Ivan Picelj

(1924 in Okučani – 2011 in Zagabria, Croatia)

Ivan Picelj was a student at the Fine Arts Academy in Zagreb between 1943 and 1946. He abandoned his studies to begin experimental research that moved away from the impositions of the official art language. In 1951, together with architects Bernardo Bernardi, Zdravko Bregovac, Zvonimir Radić, Božidar Rašica, Vjenceslav Richter and Vladimir Zarahović, and painters Vlado Kristl and Aleksandar Srnec, Picelj founded the EXAT 51 group (Experimental Atelier 1951). This was the first Yugoslavian abstract art group, active during the first half of the 1950s in the then-dominant climate of socialist realism. The group played an important role in Croatian art; its program advocated the synthesis of all visual art, an idea inspired by the legacy of Russian constructivist avant-garde and Bauhaus experiences. In 1959, Picelj began a successful collaboration with the Denise René Gallery in Paris, as well as with international galleries such as Howard Wise in New York, Baruch Gallery in Chicago and Galleria del Cavallino in Venice.
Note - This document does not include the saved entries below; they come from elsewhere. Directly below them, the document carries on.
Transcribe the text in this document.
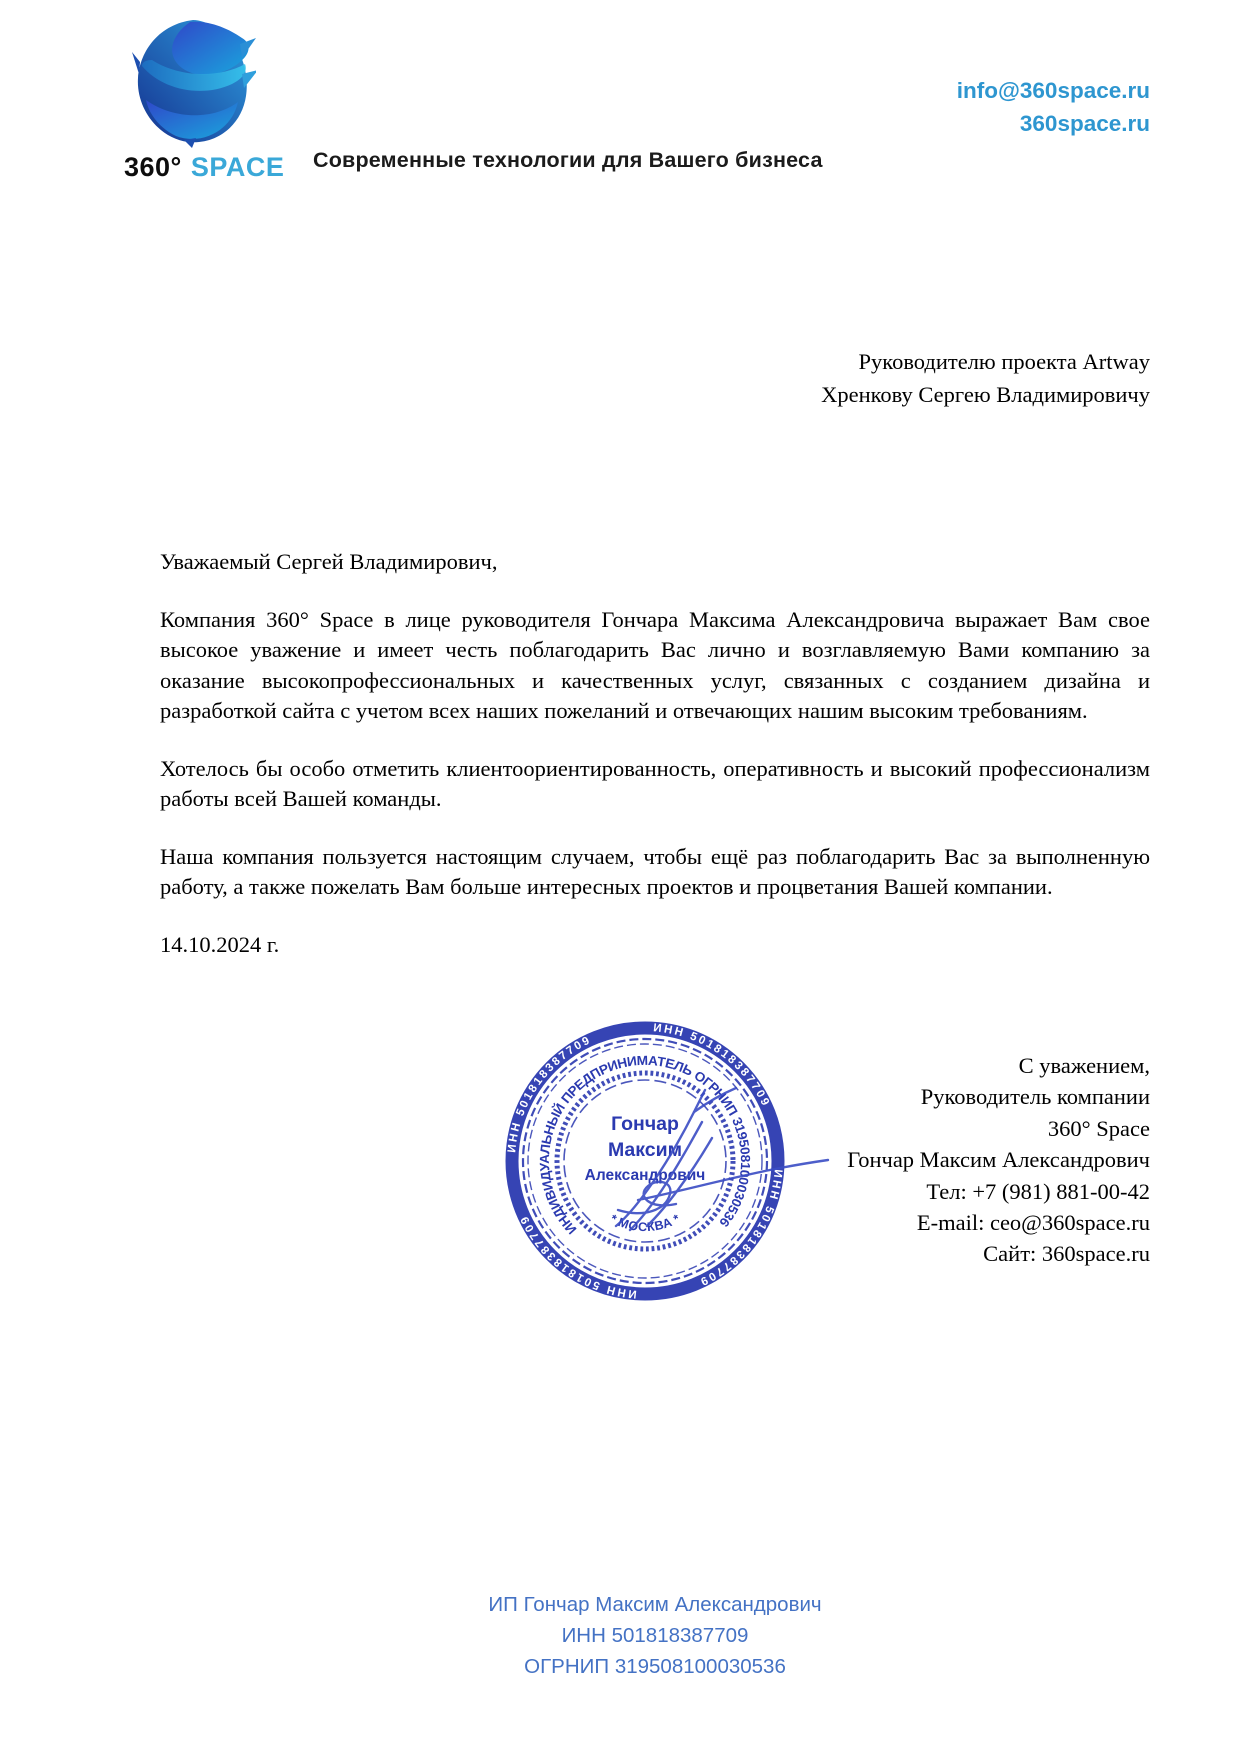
360° SPACE Современные технологии для Вашего бизнеса
info@360space.ru
360space.ru
Руководителю проекта Artway
Хренкову Сергею Владимировичу

Уважаемый Сергей Владимирович,

Компания 360° Space в лице руководителя Гончара Максима Александровича выражает Вам свое высокое уважение и имеет честь поблагодарить Вас лично и возглавляемую Вами компанию за оказание высокопрофессиональных и качественных услуг, связанных с созданием дизайна и разработкой сайта с учетом всех наших пожеланий и отвечающих нашим высоким требованиям.

Хотелось бы особо отметить клиентоориентированность, оперативность и высокий профессионализм работы всей Вашей команды.

Наша компания пользуется настоящим случаем, чтобы ещё раз поблагодарить Вас за выполненную работу, а также пожелать Вам больше интересных проектов и процветания Вашей компании.

14.10.2024 г.

С уважением,
Руководитель компании
360° Space
Гончар Максим Александрович
Тел: +7 (981) 881-00-42
E-mail: ceo@360space.ru
Сайт: 360space.ru
ИНН 501818387709
ИНН 501818387709
ИНН 501818387709
ИНН 501818387709
ИНДИВИДУАЛЬНЫЙ ПРЕДПРИНИМАТЕЛЬ ОГРНИП 319508100030536
* МОСКВА *
Гончар
Максим
Александрович
ИП Гончар Максим Александрович
ИНН 501818387709
ОГРНИП 319508100030536
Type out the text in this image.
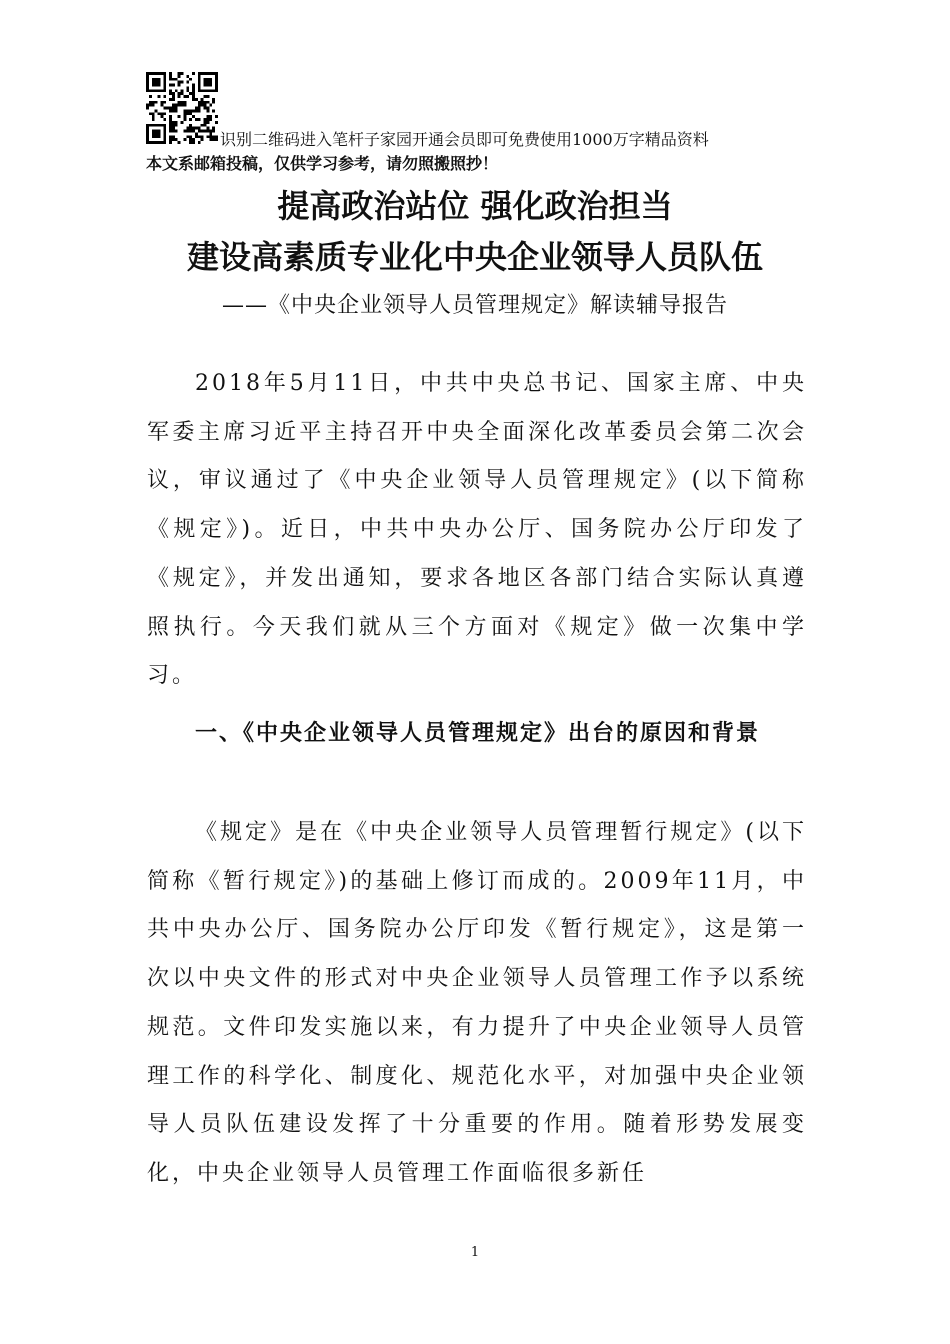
识别二维码进入笔杆子家园开通会员即可免费使用1000万字精品资料
本文系邮箱投稿，仅供学习参考，请勿照搬照抄！
提高政治站位 强化政治担当
建设高素质专业化中央企业领导人员队伍
——《中央企业领导人员管理规定》解读辅导报告
2018年5月11日，中共中央总书记、国家主席、中央军委主席习近平主持召开中央全面深化改革委员会第二次会议，审议通过了《中央企业领导人员管理规定》(以下简称《规定》)。近日，中共中央办公厅、国务院办公厅印发了《规定》，并发出通知，要求各地区各部门结合实际认真遵照执行。今天我们就从三个方面对《规定》做一次集中学习。
一、《中央企业领导人员管理规定》出台的原因和背景
《规定》是在《中央企业领导人员管理暂行规定》(以下简称《暂行规定》)的基础上修订而成的。2009年11月，中共中央办公厅、国务院办公厅印发《暂行规定》，这是第一次以中央文件的形式对中央企业领导人员管理工作予以系统规范。文件印发实施以来，有力提升了中央企业领导人员管理工作的科学化、制度化、规范化水平，对加强中央企业领导人员队伍建设发挥了十分重要的作用。随着形势发展变化，中央企业领导人员管理工作面临很多新任
1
In the early sixties, he was one of the founders of the New Tendencies movement, which shared several central themes with Picelj’s work, covering for the group as the role of editor of the BIT international magazine, and for the designers of posters and publications that were linked to it. Since that time, Picelj has produced several limited-edition artists’ books, collaborating with Richter, Vasarely and Alviani amongst others. In 1962, he wrote the manifesto titled For Active Art, which clearly shows his inclination towards avant-garde thinking. His works have been exhibited in many renowned local and international institutions, and are included in several international museum collections, including the Museum of Modern Art in New York, the Victoria & Albert Museum in London, Centre Georges Pompidou in Paris and Boymans Museum in Rotterdam. Since 2012, the Museum of Contemporary Art in Zagreb has maintained a collection of Picelj’s work, as well as his archives and library. These formed an important gift from Anja Picelj-Kosak to the institution, contemporary art scholars and the public.